Стена в данном случае утрачивала свою традиционную устойчивость, что уже само по себе можно было рассматривать как симптом безумия. На этом фоне мнимое безумие Гамлета, сыгранного В. Высоцким с истерическими интонациями, выглядело как форма противодействия общему безумию в Эльсиноре. Занавес из «Гамлета» Ю. Любимов впоследствии использовал еще в одном своем спектакле – «Мастер и Маргарита». Именно этот спектакль по роману М. Булгакова носил для режиссера автобиографический характер, и потому автор постановки собрал в ней важнейшие зримые символы многих своих работ. Занавес как символ тоталитарного гнета и безумия занял здесь центральное место, став уже не стеной Эльсинора, а стеной советского сумасшедшего дома.

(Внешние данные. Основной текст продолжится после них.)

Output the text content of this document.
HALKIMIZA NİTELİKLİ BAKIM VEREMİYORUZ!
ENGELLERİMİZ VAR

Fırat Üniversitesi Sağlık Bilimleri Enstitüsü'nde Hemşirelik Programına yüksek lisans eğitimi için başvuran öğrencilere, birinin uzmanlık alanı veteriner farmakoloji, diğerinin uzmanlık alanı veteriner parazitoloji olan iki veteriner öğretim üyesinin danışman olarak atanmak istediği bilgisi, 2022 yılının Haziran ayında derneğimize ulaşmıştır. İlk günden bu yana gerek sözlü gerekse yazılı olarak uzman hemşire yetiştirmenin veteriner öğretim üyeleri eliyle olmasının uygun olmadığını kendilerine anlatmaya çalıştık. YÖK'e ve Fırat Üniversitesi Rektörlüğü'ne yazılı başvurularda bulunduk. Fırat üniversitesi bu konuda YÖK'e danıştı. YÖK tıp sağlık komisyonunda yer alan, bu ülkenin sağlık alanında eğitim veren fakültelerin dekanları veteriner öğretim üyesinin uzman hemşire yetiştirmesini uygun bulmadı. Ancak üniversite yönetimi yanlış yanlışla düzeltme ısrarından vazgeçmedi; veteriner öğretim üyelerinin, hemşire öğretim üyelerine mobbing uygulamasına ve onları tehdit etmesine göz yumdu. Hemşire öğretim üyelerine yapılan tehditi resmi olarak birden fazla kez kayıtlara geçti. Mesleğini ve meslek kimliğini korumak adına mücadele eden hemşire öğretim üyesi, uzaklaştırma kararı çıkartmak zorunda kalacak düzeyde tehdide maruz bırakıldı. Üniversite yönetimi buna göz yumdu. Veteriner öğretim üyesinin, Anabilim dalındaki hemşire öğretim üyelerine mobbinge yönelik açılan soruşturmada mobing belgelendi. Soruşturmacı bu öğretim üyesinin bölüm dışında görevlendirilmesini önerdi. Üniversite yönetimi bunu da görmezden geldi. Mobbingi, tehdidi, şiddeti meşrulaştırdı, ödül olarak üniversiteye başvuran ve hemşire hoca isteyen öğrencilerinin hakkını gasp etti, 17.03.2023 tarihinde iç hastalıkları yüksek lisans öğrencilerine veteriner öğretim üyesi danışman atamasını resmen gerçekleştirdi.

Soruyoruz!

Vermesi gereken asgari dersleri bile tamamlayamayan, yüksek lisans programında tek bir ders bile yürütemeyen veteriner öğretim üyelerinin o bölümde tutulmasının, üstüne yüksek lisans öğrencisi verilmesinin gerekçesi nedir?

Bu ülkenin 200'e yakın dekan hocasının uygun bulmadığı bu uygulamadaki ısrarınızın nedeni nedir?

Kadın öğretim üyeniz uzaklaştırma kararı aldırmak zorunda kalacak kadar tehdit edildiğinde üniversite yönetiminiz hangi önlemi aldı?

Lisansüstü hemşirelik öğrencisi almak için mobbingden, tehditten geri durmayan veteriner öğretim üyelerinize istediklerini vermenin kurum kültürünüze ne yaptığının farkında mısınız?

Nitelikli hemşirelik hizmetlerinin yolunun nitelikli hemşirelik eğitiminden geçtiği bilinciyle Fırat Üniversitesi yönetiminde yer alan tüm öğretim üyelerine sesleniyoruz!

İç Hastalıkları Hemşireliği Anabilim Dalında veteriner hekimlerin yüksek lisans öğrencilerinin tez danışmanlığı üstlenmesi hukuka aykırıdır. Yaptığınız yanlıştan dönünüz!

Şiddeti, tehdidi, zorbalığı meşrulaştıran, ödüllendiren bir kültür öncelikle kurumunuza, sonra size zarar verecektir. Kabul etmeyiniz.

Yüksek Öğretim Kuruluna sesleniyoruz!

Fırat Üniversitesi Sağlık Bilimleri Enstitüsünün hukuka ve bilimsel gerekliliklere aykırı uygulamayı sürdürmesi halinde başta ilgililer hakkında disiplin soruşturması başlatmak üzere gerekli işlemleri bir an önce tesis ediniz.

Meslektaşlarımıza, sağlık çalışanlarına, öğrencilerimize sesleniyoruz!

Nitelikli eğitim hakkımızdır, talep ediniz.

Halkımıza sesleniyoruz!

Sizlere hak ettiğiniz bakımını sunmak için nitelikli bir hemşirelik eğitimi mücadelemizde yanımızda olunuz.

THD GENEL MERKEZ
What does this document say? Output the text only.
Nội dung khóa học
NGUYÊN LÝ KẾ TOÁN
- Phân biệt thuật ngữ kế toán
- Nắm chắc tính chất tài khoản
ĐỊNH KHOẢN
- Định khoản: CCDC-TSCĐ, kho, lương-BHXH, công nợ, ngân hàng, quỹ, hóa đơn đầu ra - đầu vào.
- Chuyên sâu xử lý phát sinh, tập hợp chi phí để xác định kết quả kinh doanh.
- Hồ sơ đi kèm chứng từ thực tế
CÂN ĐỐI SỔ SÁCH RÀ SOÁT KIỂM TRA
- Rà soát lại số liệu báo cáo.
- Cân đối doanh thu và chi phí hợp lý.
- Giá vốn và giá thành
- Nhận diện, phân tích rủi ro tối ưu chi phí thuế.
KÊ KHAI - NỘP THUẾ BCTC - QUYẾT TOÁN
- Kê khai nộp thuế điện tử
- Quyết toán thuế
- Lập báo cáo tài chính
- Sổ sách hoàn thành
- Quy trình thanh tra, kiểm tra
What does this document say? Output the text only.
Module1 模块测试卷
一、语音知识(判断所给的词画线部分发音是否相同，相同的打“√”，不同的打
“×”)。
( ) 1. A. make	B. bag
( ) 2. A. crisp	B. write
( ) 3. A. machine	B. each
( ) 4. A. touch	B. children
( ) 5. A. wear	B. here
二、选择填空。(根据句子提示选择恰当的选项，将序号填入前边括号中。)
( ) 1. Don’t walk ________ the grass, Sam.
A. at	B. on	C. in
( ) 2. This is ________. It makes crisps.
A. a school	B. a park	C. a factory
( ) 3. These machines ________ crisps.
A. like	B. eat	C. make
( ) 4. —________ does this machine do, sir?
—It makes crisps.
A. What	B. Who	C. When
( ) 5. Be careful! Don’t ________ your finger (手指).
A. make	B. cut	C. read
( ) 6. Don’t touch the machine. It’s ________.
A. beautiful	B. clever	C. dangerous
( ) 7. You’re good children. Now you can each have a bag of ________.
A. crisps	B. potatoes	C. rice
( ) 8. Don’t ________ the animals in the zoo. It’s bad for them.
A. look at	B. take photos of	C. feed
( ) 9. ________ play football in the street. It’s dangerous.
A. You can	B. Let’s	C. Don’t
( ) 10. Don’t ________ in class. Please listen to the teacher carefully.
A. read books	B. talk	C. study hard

Логическим завершением развития мотива стены-безумия уже в конце 1990 годов можно считать постановку Ю. Любимовым абсурдистской фантазии П. Вайса «Марат/Сад», где линии жизни Ж. – П. Марата и маркиза де Сада становятся основой пьесы, разыгранной больными в психиатрической лечебнице, а действие на сцене происходит за стеной, составленной из решеток.

Таким образом, безумие привносилось в искусство и интерпретировалось через выстраивание особой, материально осязаемой и давящей стены, отгораживавшей человека от жизни и подавлявшей его «самость».

Граничащее с безумием умение человека поддаваться воздействию «снов золотых» и впадать в мрачное разочарование при погружении в реальность стало признаком российского менталитета, когда сетования по поводу несбывшегося превращаются в способ самореализации и творцов культуры, и вымышленных персонажей.